3 thoughts on “Press Release: Not Dead Yet Provides Video and Written Comments on POLST to Institute of Medicine’s Committee on Approaching Death

  1. What excellent comments.

    Looking in from the outside as an elderly Medicare eligible citizen who experienced the trauma of a unilateral and covert DNR in the chart of my late husband, I am, of course, suspicious of ALL advanced directives because they can be and are abused with apparent impunity under existing unenforced laws when fiscal futility is at stake for the hospitals and physicians.

    Existing Medicare Reimbursement Protocols so often mean that physicians/hospitals have to EAT the costs of errors, mistakes, and non-beneficial over treatments and the complications thereof that are not reimbursed by Medicare and the private insurers. It is not surprising that the hospitals/physicians rationalize that these “charity” patients are “better off dead” and inappropriately extrapolate DNR Code Status into the medical/hospital charts of the elderly disabled to limit life-extending and life-saving treatments that will NOT be reimbursed.

    I believe the main thrust or goal of the any directive encouraged by the state, to include the POLST, is to save money for Medicare and the private insurers who provide Medicare benefits or supplement Medicare benefits under private contracts —at a profit, of course.

    The POLST does try to implement the public policy of the 1991 PSDA wherein elderly/disabled and all patients are legally allowed to shorten their lives (to shorten suffering) by refusing life-extending treatments when hospitalized and transitioning to Hospice and Palliative Care, even as these life-extending treatments are NOT determined to be medically futile under existing hospital policy and/or state law.

    I see that Dr. Thaddeos Mason Pope, Medical Futility Blog, and a leading expert on Medical Futility and the Law, etc.. has indicated in a recent article that there was a “Dangerous Catholic Attack On POLST” for the same reasons that Diane Coleman points out in her comments to the Committee.

    Apparently, the Catholic Medical Center (CMA) was very upset that POLST (in practice) is not limited to patients with a terminal illness — and that procedures involving informed consent for the POLST cannot overcome the “influence” of other parties on the patient in the formulation of the POLST.

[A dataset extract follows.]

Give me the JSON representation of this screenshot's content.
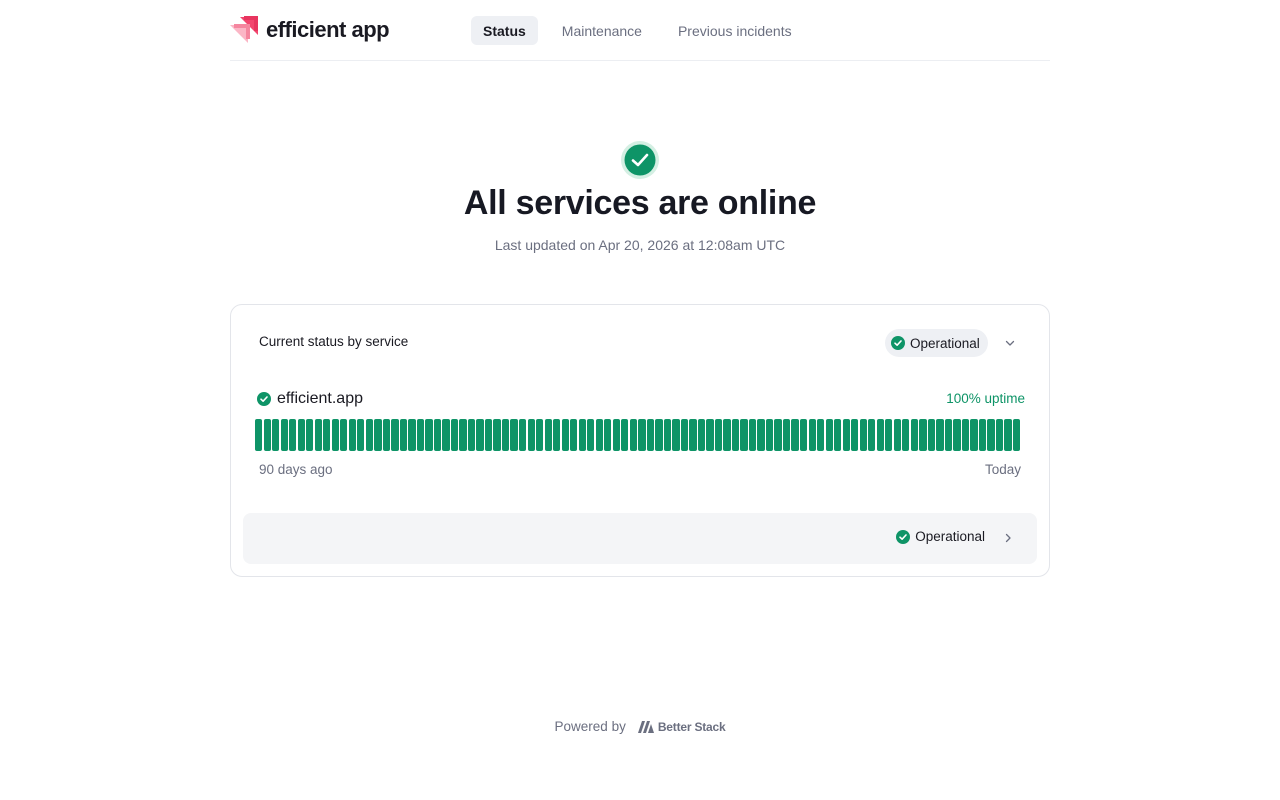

    Wouldn’t the Power of Attorney (POA) of a surrogate (when the patient is not competent} be sufficient in most instances and isn’t it better and safer for the patient (or the surrogate) to make these life and death decisions when it is pertinent, and not before! –especially when one of the main goals of advanced directives pushed by the State is to shorten life and to prevent terminal patients (6 moths or 12 months?) from dying in expensive ICUs and CCUs at great expense to Medicare and the private insurers.

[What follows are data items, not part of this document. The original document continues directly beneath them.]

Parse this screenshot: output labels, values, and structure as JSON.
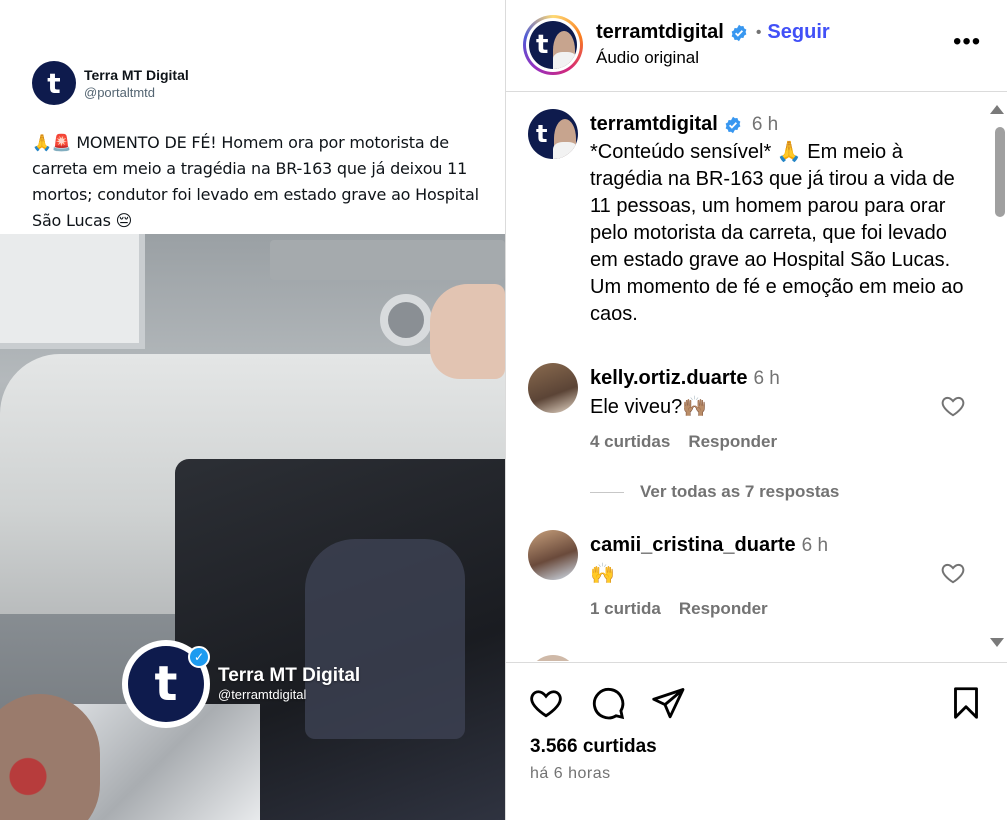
{
  "media": {
    "tweet": {
      "name": "Terra MT Digital",
      "handle": "@portaltmtd",
      "text": "🙏🚨 MOMENTO DE FÉ! Homem ora por motorista de carreta em meio a tragédia na BR-163 que já deixou 11 mortos; condutor foi levado em estado grave ao Hospital São Lucas 😔"
    },
    "watermark": {
      "name": "Terra MT Digital",
      "handle": "@terramtdigital"
    }
  },
  "header": {
    "username": "terramtdigital",
    "separator": "•",
    "follow_label": "Seguir",
    "audio": "Áudio original",
    "more": "•••"
  },
  "caption": {
    "username": "terramtdigital",
    "time": "6 h",
    "text": "*Conteúdo sensível* 🙏 Em meio à tragédia na BR-163 que já tirou a vida de 11 pessoas, um homem parou para orar pelo motorista da carreta, que foi levado em estado grave ao Hospital São Lucas. Um momento de fé e emoção em meio ao caos."
  },
  "comments": [
    {
      "username": "kelly.ortiz.duarte",
      "time": "6 h",
      "text": "Ele viveu?🙌🏽",
      "likes": "4 curtidas",
      "reply": "Responder"
    },
    {
      "username": "camii_cristina_duarte",
      "time": "6 h",
      "text": "🙌",
      "likes": "1 curtida",
      "reply": "Responder"
    }
  ],
  "view_replies": "Ver todas as 7 respostas",
  "footer": {
    "likes": "3.566 curtidas",
    "time_ago": "há 6 horas"
  },
  "colors": {
    "follow": "#4150f7",
    "verified": "#3897f0",
    "muted": "#737373",
    "brand_navy": "#0e1b4d"
  }
}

    The Catholics have protested the “growing” millions of abortions performed since abortion was legalized and I’m sure that they have a special fear that millions of elderly/disabled will have their lives shortened without their informed consent, as well, if the culture of death is nourished by POLSTS that can be misused and abused for fiscal expediency.

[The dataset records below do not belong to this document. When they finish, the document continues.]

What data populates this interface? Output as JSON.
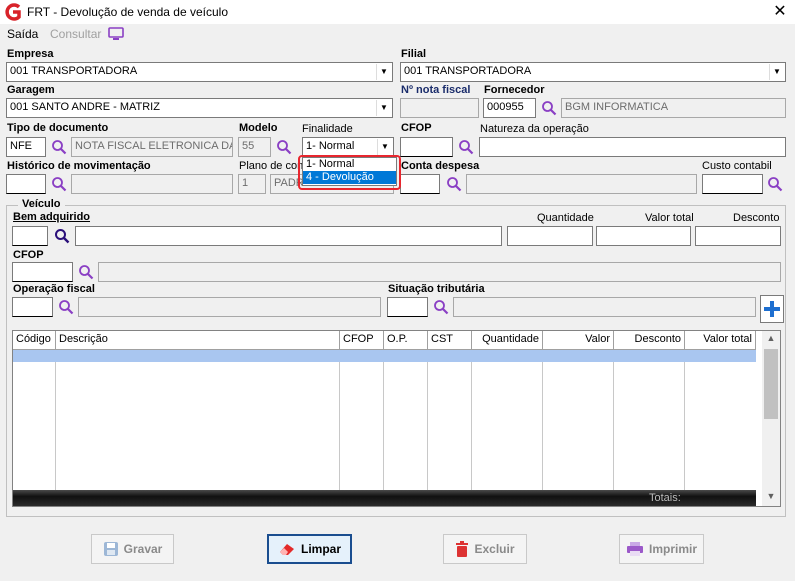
{
  "window": {
    "title": "FRT - Devolução de venda de veículo"
  },
  "menu": {
    "saida": "Saída",
    "consultar": "Consultar"
  },
  "empresa": {
    "label": "Empresa",
    "value": "001 TRANSPORTADORA"
  },
  "filial": {
    "label": "Filial",
    "value": "001 TRANSPORTADORA"
  },
  "garagem": {
    "label": "Garagem",
    "value": "001 SANTO ANDRE - MATRIZ"
  },
  "nota_fiscal": {
    "label": "Nº nota fiscal",
    "value": ""
  },
  "fornecedor": {
    "label": "Fornecedor",
    "code": "000955",
    "name": "BGM INFORMATICA"
  },
  "tipo_documento": {
    "label": "Tipo de documento",
    "code": "NFE",
    "name": "NOTA FISCAL ELETRONICA DA"
  },
  "modelo": {
    "label": "Modelo",
    "value": "55"
  },
  "finalidade": {
    "label": "Finalidade",
    "value": "1- Normal",
    "options": [
      "1- Normal",
      "4 - Devolução"
    ],
    "highlight_color": "#0078d7",
    "annotation_color": "#e8262e"
  },
  "cfop_header": {
    "label": "CFOP",
    "value": ""
  },
  "natureza": {
    "label": "Natureza da operação",
    "value": ""
  },
  "historico": {
    "label": "Histórico de movimentação",
    "code": "",
    "name": ""
  },
  "plano_contas": {
    "label": "Plano de con",
    "code": "1",
    "name": "PADRÃO"
  },
  "conta_despesa": {
    "label": "Conta despesa",
    "code": "",
    "name": ""
  },
  "custo_contabil": {
    "label": "Custo contabil",
    "value": ""
  },
  "veiculo": {
    "group_label": "Veículo",
    "bem_label": "Bem adquirido",
    "quantidade_label": "Quantidade",
    "valor_total_label": "Valor total",
    "desconto_label": "Desconto",
    "cfop_label": "CFOP",
    "operacao_label": "Operação fiscal",
    "situacao_label": "Situação tributária"
  },
  "grid": {
    "columns": [
      "Código",
      "Descrição",
      "CFOP",
      "O.P.",
      "CST",
      "Quantidade",
      "Valor",
      "Desconto",
      "Valor total"
    ],
    "footer_label": "Totais:",
    "selection_color": "#a9c6f0"
  },
  "buttons": {
    "gravar": "Gravar",
    "limpar": "Limpar",
    "excluir": "Excluir",
    "imprimir": "Imprimir"
  },
  "icons": {
    "app": "app-logo-icon",
    "magnifier_color": "#8a3fc4",
    "add_color": "#1e6fd0"
  }
}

  2. The New York Times recently (today) pointed out in an Article that there is a novel and new way of getting the elderly/disabled and seriously ill to talk about end-of-life choices in view of reality that the goals of “advanced directives” envisioned by the 1991 Patient Self Determination Act to promote these talks have not been attained.

    Apparently, there has been a pilot program in California that pays Residents to talk to and interview old sick and/or disabled patients to help them vocalize the care that they want and do not want at the end of life — which in recorded by the means of a POLST document, of course.

    But, of course, all of the DANGERS of POLST as pointed out by NDY CEO Diane Colman, and the Catholic organizations and other Disability Rights Organizations are ignored by the New York Times who likes to think of itself as a “policy maker.”